Before and after the order went into effect at 9 pm Pacific time, the night seemed relatively quiet overall, with many of the crossing sites east of San Diego deserted.

A woman combs or adjusts the hair of a girl or woman between tents.

Guadalupe Olinei Razo lets her hair be styled by Alma Tapia of the Oaxaca Movement within Juventud 2000.

(Robert Gauthier/Los Angeles Times)

After migrant arrivals surged, making San Diego the main sector across the border, arrests have slowed again in recent weeks.

But the daily average of arrests among official ports of entry remains above the 2,500 threshold.

During a call with reporters Wednesday, a senior Department of Homeland Security official said the day began with just over 9,000 people in custody who were arrested before the order took effect, on par with the average numbers for the last month. The agency did not see a significant increase in arrivals of immigrants trying to meet the deadline.

The immigrants have since been expelled in accordance with the order, the official said, declining to provide figures. The agency is ramping up its efforts to maximize the impact of the order in the coming weeks.

Immigrants from Mexico can be returned quickly, and the Mexican government previously agreed to accept some immigrants from Venezuela, Nicaragua, Haiti and Cuba. The official acknowledged that it will continue to be a challenge to expel immigrants from other countries, such as China, that do not regularly accept deportation flights.

In Tijuana, José García Lara, director of the Movimiento Juventud 2000 shelter, fears the executive order could cause a crisis as migrants get stuck in northern Mexico.

The shelter, which has capacity for 200 people, served about 60 people daily, García Lara said. In recent days, that number had increased to 100.

Some adults and children walk in the dark with a flashlight.

An exhausted family seeks rest after venturing more than nine hours on Mount Cuchoma.

(Robert Gauthier/Los Angeles Times)

García Lara said the number of shelters tends to be low when more people choose to cross the border illegally. Shelter residents are those waiting for an appointment with border agents through the U.S. Customs and Border Protection phone app, which is buggy and slow.

He remembers the arrivals of Haitians in 2016, the caravans of Central Americans that followed, the way the pandemic-era border rule kept migrants out of the United States and crammed into Mexican shelters.

Recently, immigrants have arrived not only from the Western Hemisphere but from all over the world, and they will continue to arrive, he said. “We're used to it,” she said. “What we will do is receive them.”

Rosario de León, 38, from the Mexican state of Chiapas and his wife, Gracia Cortez, 27, from El Salvador, have waited two months for a date.
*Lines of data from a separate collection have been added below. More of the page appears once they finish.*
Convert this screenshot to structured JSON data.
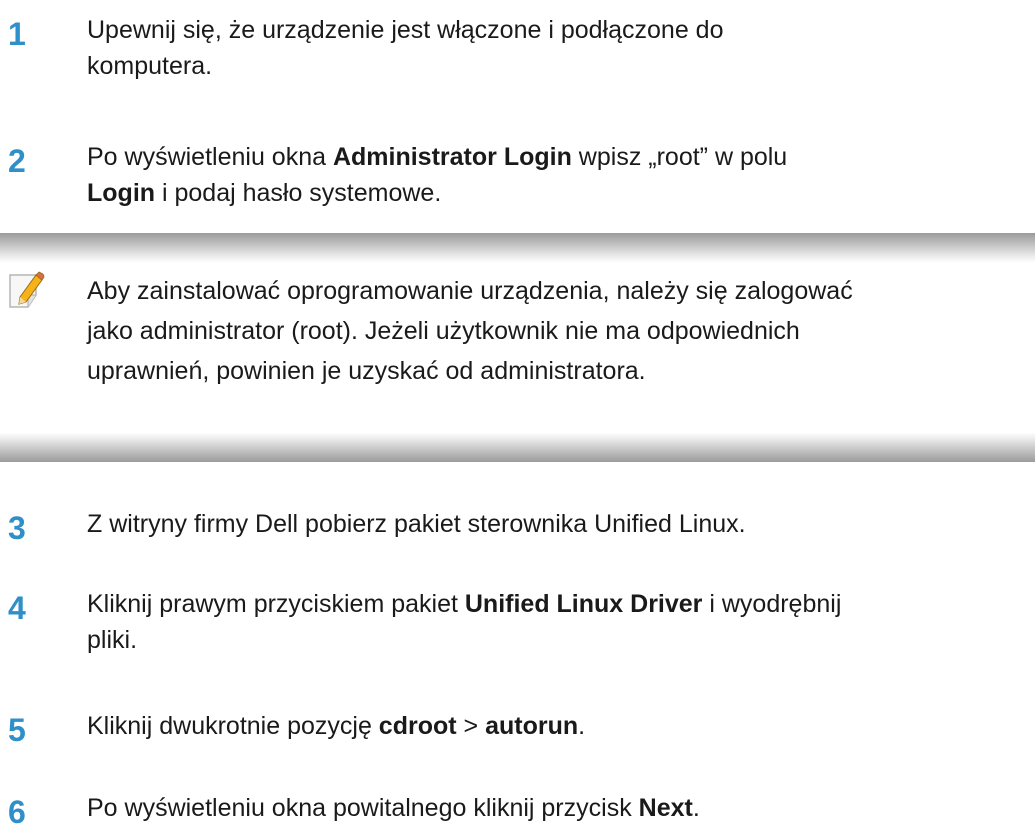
{
  "steps_top": [
    {
      "number": "1",
      "line1": "Upewnij się, że urządzenie jest włączone i podłączone do",
      "line2": "komputera."
    },
    {
      "number": "2",
      "line1_pre": "Po wyświetleniu okna ",
      "line1_bold": "Administrator Login",
      "line1_post": " wpisz „root” w polu",
      "line2_bold": "Login",
      "line2_post": " i podaj hasło systemowe."
    }
  ],
  "note": {
    "icon": "note-pencil-icon",
    "lines": [
      "Aby zainstalować oprogramowanie urządzenia, należy się zalogować",
      "jako administrator (root). Jeżeli użytkownik nie ma odpowiednich",
      "uprawnień, powinien je uzyskać od administratora."
    ]
  },
  "steps_bottom": [
    {
      "number": "3",
      "line1": "Z witryny firmy Dell pobierz pakiet sterownika Unified Linux."
    },
    {
      "number": "4",
      "line1_pre": "Kliknij prawym przyciskiem pakiet ",
      "line1_bold": "Unified Linux Driver",
      "line1_post": " i wyodrębnij",
      "line2": "pliki."
    },
    {
      "number": "5",
      "pre": "Kliknij dwukrotnie pozycję ",
      "bold1": "cdroot",
      "mid": " > ",
      "bold2": "autorun",
      "post": "."
    },
    {
      "number": "6",
      "pre": "Po wyświetleniu okna powitalnego kliknij przycisk ",
      "bold": "Next",
      "post": "."
    }
  ],
  "colors": {
    "step_number": "#2f8fc9",
    "text": "#1a1a1a",
    "note_band": "#9b9b9b"
  }
}
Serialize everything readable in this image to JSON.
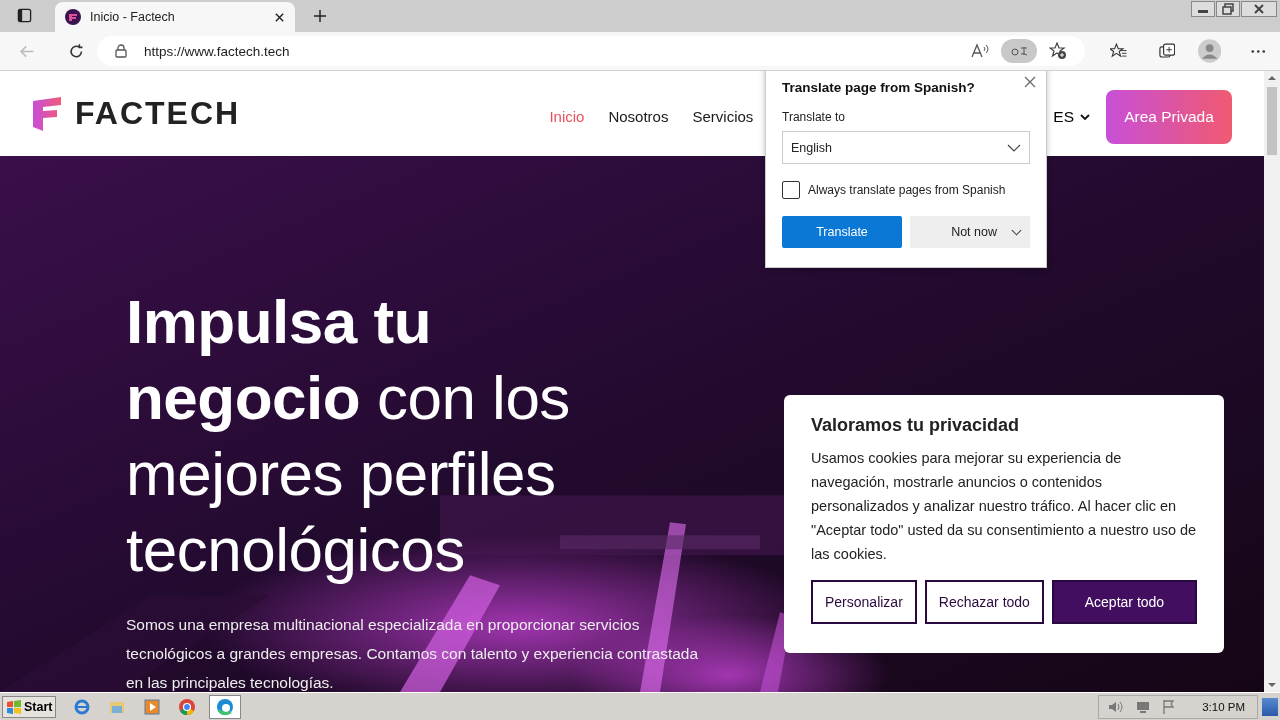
{
  "browser": {
    "tab_title": "Inicio - Factech",
    "url": "https://www.factech.tech"
  },
  "site": {
    "logo": "FACTECH",
    "nav": [
      {
        "label": "Inicio",
        "selected": true
      },
      {
        "label": "Nosotros",
        "selected": false
      },
      {
        "label": "Servicios",
        "selected": false
      }
    ],
    "language": "ES",
    "cta": "Area Privada"
  },
  "hero": {
    "kind": "picture",
    "heading": "**Impulsa tu negocio** con los mejores perfiles tecnológicos",
    "text": "Somos una empresa multinacional especializada en proporcionar servicios tecnológicos a grandes empresas. Contamos con talento y experiencia contrastada en las principales tecnologías."
  },
  "translate_popup": {
    "title": "Translate page from Spanish?",
    "label": "Translate to",
    "language": "English",
    "always_label": "Always translate pages from Spanish",
    "always_checked": false,
    "primary": "Translate",
    "secondary": "Not now"
  },
  "cookie_banner": {
    "title": "Valoramos tu privacidad",
    "text": "Usamos cookies para mejorar su experiencia de navegación, mostrarle anuncios o contenidos personalizados y analizar nuestro tráfico. Al hacer clic en \"Aceptar todo\" usted da su consentimiento a nuestro uso de las cookies.",
    "buttons": [
      {
        "label": "Personalizar",
        "kind": "outline"
      },
      {
        "label": "Rechazar todo",
        "kind": "outline"
      },
      {
        "label": "Aceptar todo",
        "kind": "filled"
      }
    ]
  },
  "taskbar": {
    "start": "Start",
    "clock": "3:10 PM"
  }
}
They said they had faced discrimination as a gay couple, including in Tijuana, and fled extortion from gangs.

Cortez said the new rule is fair. Hopefully, this means more appointments could open up through the app, he said.

“It is not fair that someone enters irregularly while others follow the rules,” he said. “We must all be patient.”
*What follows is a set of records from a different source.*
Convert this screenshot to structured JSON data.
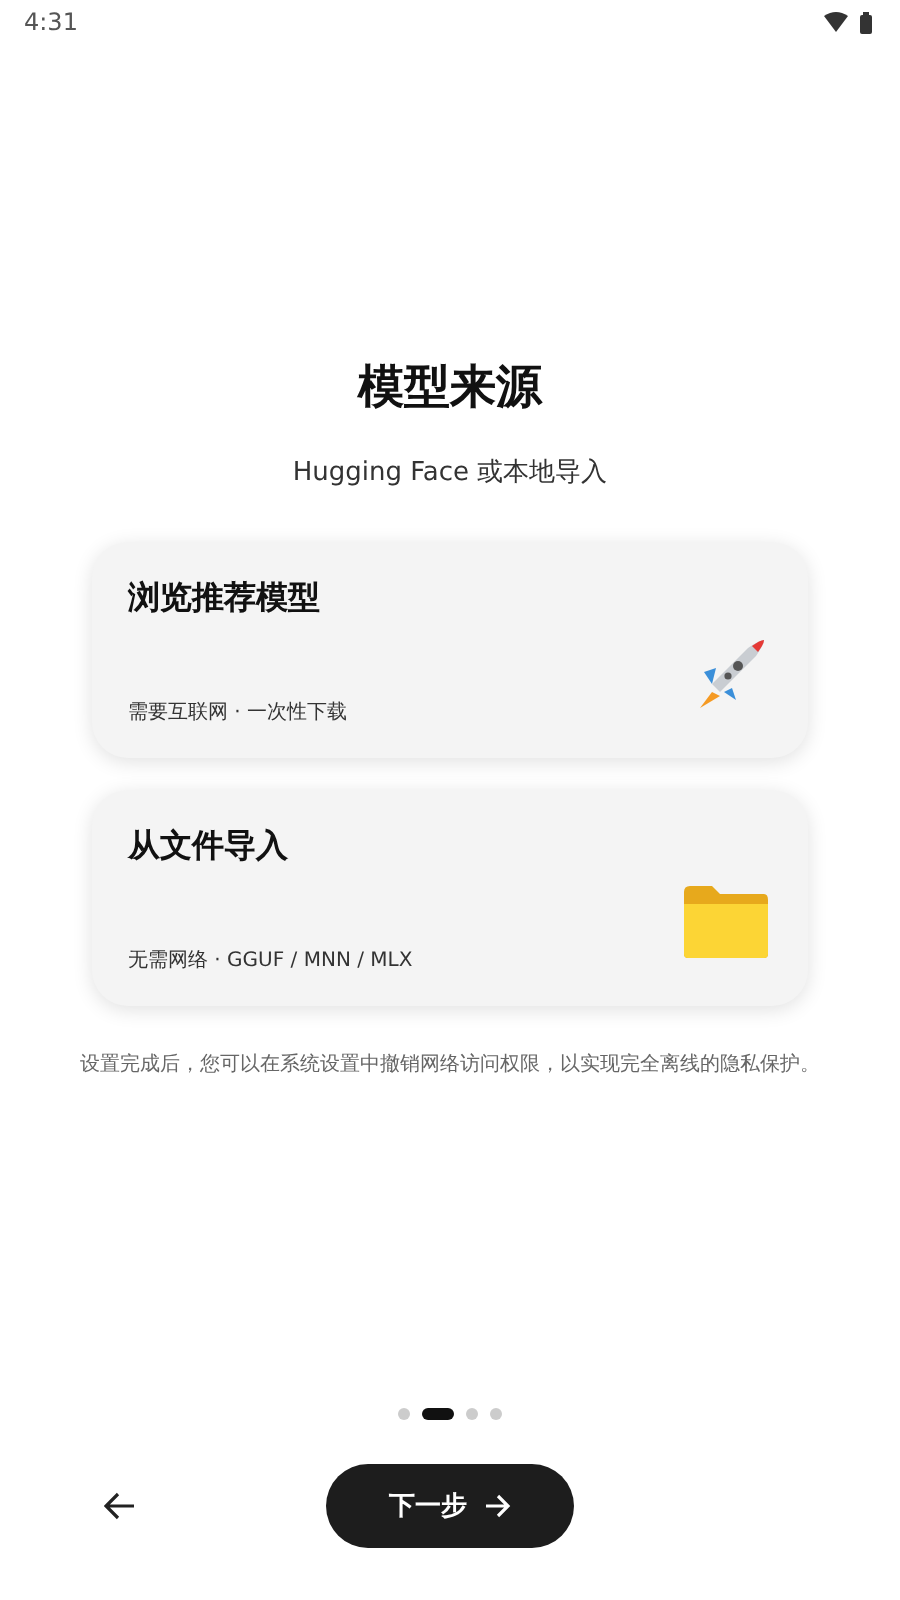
{
  "status_bar": {
    "time": "4:31"
  },
  "title": "模型来源",
  "subtitle": "Hugging Face 或本地导入",
  "options": [
    {
      "kind": "rocket",
      "title": "浏览推荐模型",
      "detail": "需要互联网 · 一次性下载"
    },
    {
      "kind": "folder",
      "title": "从文件导入",
      "detail": "无需网络 · GGUF / MNN / MLX"
    }
  ],
  "note": "设置完成后，您可以在系统设置中撤销网络访问权限，以实现完全离线的隐私保护。",
  "pages": [
    {
      "selected": false
    },
    {
      "selected": true
    },
    {
      "selected": false
    },
    {
      "selected": false
    }
  ],
  "next_button": "下一步"
}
Across the border, at a trolley station in San Ysidro, Mariela Díaz, 28, waited Tuesday afternoon for her husband to be released from federal custody.

Díaz, from Colombia, charged his phone and caught up on the news of the executive order.

Lights shine through the vertical slats of a fence at night.

A temporary military outpost abuts the border wall in Mexico to prevent migrants from crossing into the United States through a gap in the nearby fence on Tuesday.

(Robert Gauthier/Los Angeles Times)

“I'm an immigrant, but it's also something that's getting out of control,” she said. “I understand the president's decision.”

She was relieved to have arrived before the order went into effect. Still, she felt sorry for those who would arrive too late.